Questo tipo di disobbedienza civile mi sembra inefficace, meglio un pressing sul presidente Rohani: costringerlo a mantenere le promesse, incoraggiarlo a promuovere la cultura della protesta come ha fatto in questi giorni, sostenerlo contro le ali più oltranziste.

Il presidente statunitense Trump ha chiesto al Consiglio di Sicurezza dell’Onu di esprimersi sulle proteste iraniane, e questa mossa è stata percepita come un’ingerenza negli affari interni della Repubblica islamica. Di pari passo, Trump ha approvate nuove sanzioni a cinque società iraniane. A metà gennaio, probabilmente decertificherà l’accordo nucleare: in quale direzione sta andando la politica estera americana?
Nella peggiore direzione possibile: l’amministrazione Trump ha bandito i cittadini musulmani inclusi gli iraniani, sta smantellando l’accordo internazionale sul nucleare, tace sulla tragedia in Yemen, continua la demenziale alleanza con l’Arabia Saudita… non ultimo parla di rinominare il Golfo Persico «Golfo Arabo», il che fa indignare tutti gli iraniani, compresi quelli all’opposizione.

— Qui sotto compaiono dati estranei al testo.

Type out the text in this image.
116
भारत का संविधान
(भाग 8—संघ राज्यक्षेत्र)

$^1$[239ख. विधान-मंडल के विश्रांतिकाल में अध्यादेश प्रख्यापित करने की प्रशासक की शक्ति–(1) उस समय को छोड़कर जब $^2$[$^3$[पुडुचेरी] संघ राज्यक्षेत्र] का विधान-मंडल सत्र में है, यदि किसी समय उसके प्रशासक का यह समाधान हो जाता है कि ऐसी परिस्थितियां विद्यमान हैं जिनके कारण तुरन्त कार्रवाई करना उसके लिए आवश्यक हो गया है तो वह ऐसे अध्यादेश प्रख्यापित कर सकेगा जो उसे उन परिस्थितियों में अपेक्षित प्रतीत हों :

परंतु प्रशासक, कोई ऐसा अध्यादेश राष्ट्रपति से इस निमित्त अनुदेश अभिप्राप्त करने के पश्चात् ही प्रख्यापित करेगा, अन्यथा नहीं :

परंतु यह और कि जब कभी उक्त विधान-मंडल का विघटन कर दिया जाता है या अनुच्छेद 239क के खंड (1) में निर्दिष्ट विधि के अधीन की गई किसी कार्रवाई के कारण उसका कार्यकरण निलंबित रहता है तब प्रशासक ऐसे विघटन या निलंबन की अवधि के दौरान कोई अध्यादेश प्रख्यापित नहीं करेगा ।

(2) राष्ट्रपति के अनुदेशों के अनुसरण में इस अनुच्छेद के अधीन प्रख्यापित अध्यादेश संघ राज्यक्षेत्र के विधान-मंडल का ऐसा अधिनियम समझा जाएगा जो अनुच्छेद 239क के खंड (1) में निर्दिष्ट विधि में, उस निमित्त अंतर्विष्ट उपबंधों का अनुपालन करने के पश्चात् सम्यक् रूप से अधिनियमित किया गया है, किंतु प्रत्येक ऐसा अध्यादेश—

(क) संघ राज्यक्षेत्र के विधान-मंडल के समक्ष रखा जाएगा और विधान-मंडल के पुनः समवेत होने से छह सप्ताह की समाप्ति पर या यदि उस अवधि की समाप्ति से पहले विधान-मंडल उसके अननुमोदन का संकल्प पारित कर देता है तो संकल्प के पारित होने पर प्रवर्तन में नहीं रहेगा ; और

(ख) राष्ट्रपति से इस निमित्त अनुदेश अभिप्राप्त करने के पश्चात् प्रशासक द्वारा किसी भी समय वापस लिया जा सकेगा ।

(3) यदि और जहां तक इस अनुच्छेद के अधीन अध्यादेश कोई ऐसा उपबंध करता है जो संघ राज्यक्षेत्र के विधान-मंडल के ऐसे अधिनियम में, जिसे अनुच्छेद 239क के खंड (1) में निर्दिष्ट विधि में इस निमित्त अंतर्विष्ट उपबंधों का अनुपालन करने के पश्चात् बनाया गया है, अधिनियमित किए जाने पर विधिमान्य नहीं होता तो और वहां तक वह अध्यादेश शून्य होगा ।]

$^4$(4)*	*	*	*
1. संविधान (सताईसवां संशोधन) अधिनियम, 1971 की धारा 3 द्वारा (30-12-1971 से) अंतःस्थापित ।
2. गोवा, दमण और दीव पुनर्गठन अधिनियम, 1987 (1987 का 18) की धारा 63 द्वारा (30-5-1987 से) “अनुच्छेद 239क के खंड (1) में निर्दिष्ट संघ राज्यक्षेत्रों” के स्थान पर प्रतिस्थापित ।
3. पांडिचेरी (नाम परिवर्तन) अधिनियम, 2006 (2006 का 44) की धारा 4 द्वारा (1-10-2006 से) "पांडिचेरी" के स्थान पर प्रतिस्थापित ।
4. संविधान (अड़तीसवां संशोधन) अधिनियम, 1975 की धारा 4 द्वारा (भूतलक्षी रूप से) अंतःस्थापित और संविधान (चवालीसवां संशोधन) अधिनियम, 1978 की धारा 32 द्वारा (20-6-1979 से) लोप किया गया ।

C’è il rischio di un nuovo conflitto mediorientale?
Da anni Iran e Arabia Saudita si fanno la guerra, per procura, in Siria, Iraq, Yemen. La protesta iraniana contro la politica estera del loro governo è anche frutto della morsa della guerra che essi sentono vicina sia economicamente (per gli aiuti iraniani alle forze siriane, irachene e yemenite) sia in materia di sicurezza. L’attentato del giugno scorso al Parlamento iraniano e alla tomba dell’Ayatollah Khomeini ha profondamente scosso gli iraniani, che si pensavano immuni al terrore che li circonda.

Quale dovrebbe essere la posizione della Ue per evitare la guerra che si profila all’orizzonte?
Insistere sul programma del nucleare, non solo perché serva alle aziende europee per espandersi in Iran, ma per impegnare le autorità iraniane nel rispetto dei diritti dei loro cittadini.